Un responsable de l’Office malien des produits pétroliers a assuré que l’attaque « n’impacte pas la distribution ni la disponibilité » en carburant, mais elle constitue un nouveau coup dur pour le régime malien. Survenue à moins de trois semaines du début du Ramadan, elle intervient quelques jours seulement après l’annonce par les autorités de la mise en place d’un système de rationnement du carburant.
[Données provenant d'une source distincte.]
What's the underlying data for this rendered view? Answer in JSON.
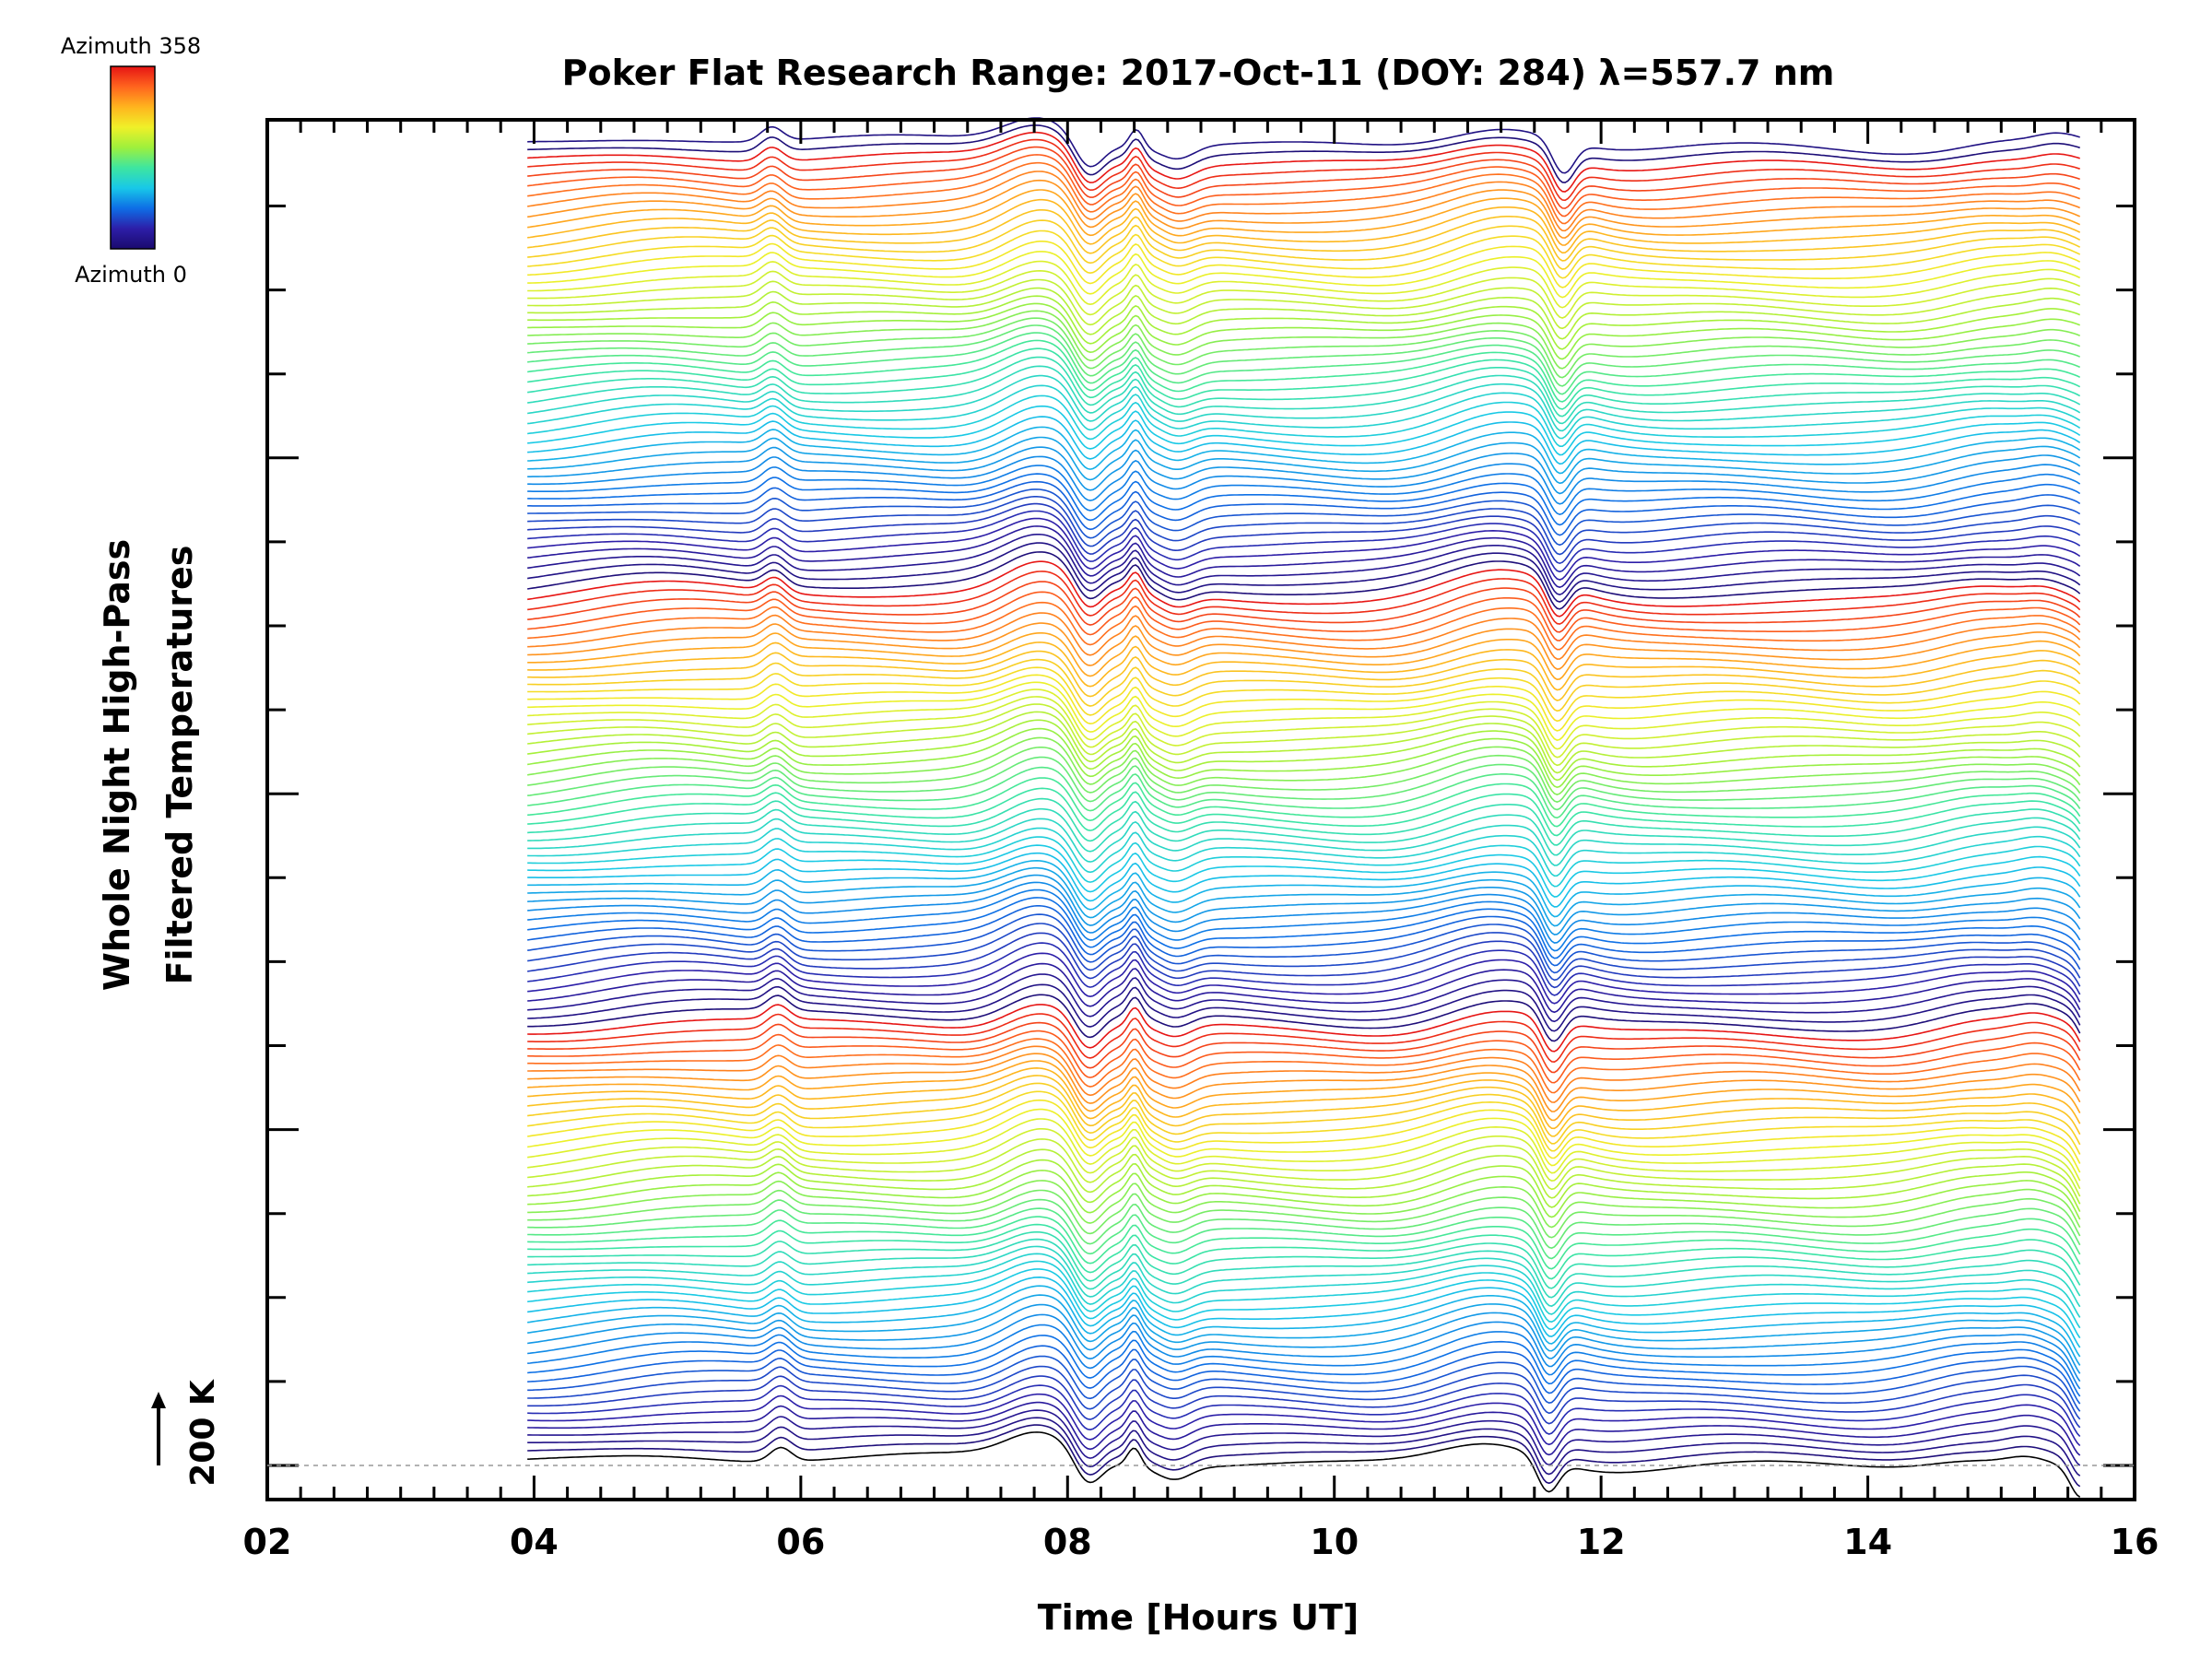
{
  "chart_data": {
    "type": "line",
    "title": "Poker Flat Research Range: 2017-Oct-11 (DOY: 284) λ=557.7 nm",
    "xlabel": "Time [Hours UT]",
    "ylabel_line1": "Whole Night High-Pass",
    "ylabel_line2": "Filtered Temperatures",
    "xlim": [
      2,
      16
    ],
    "x_ticks": [
      "02",
      "04",
      "06",
      "08",
      "10",
      "12",
      "14",
      "16"
    ],
    "scale_bar_label": "200 K",
    "data_start_hour": 3.95,
    "data_end_hour": 15.6,
    "num_traces": 150,
    "azimuth_min": 0,
    "azimuth_max": 358,
    "colorbar": {
      "top_label": "Azimuth 358",
      "bottom_label": "Azimuth 0",
      "colors": [
        "#1a0a6e",
        "#2d1ea8",
        "#0e6ee6",
        "#18c8e8",
        "#3ee6a0",
        "#9ef03c",
        "#f0f028",
        "#ffb41e",
        "#ff641e",
        "#e61414"
      ]
    },
    "grid": false
  }
}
La mesure prévoit de limiter le nombre de passages dans les stations-service : un passage tous les trois jours pour les voitures et tous les deux jours pour les motos. L’objectif est de « limiter les achats excessifs et lutter contre les circuits de vente illicites », selon le gouvernement de transition.
La région de Kayes, riche en ressources minières et située sur un axe commercial crucial vers le Sénégal et la Côte d’Ivoire, est au cœur des stratégies du Jnim depuis plusieurs mois. Depuis plus de quatre mois, le groupe jihadiste a instauré un blocus économique dans le sud et l’ouest du Mali, visant à perturber les livraisons de carburant vers Bamako et d’autres villes.
Après un blocus initial total qui avait contraint les autorités à fermer écoles et universités pendant deux semaines, le recours à des escortes militaires composées de soldats maliens et russes avait permis de sécuriser les convois et d’améliorer l’approvisionnement. Mais depuis début janvier, les attaques se multiplient à nouveau, menaçant la stabilité économique et la sécurité dans la région.
Cette nouvelle offensive illustre la résilience du Jnim et son impact sur les infrastructures vitales du Mali, alors que la population locale fait face à des difficultés croissantes pour se procurer du carburant et accéder aux services essentiels.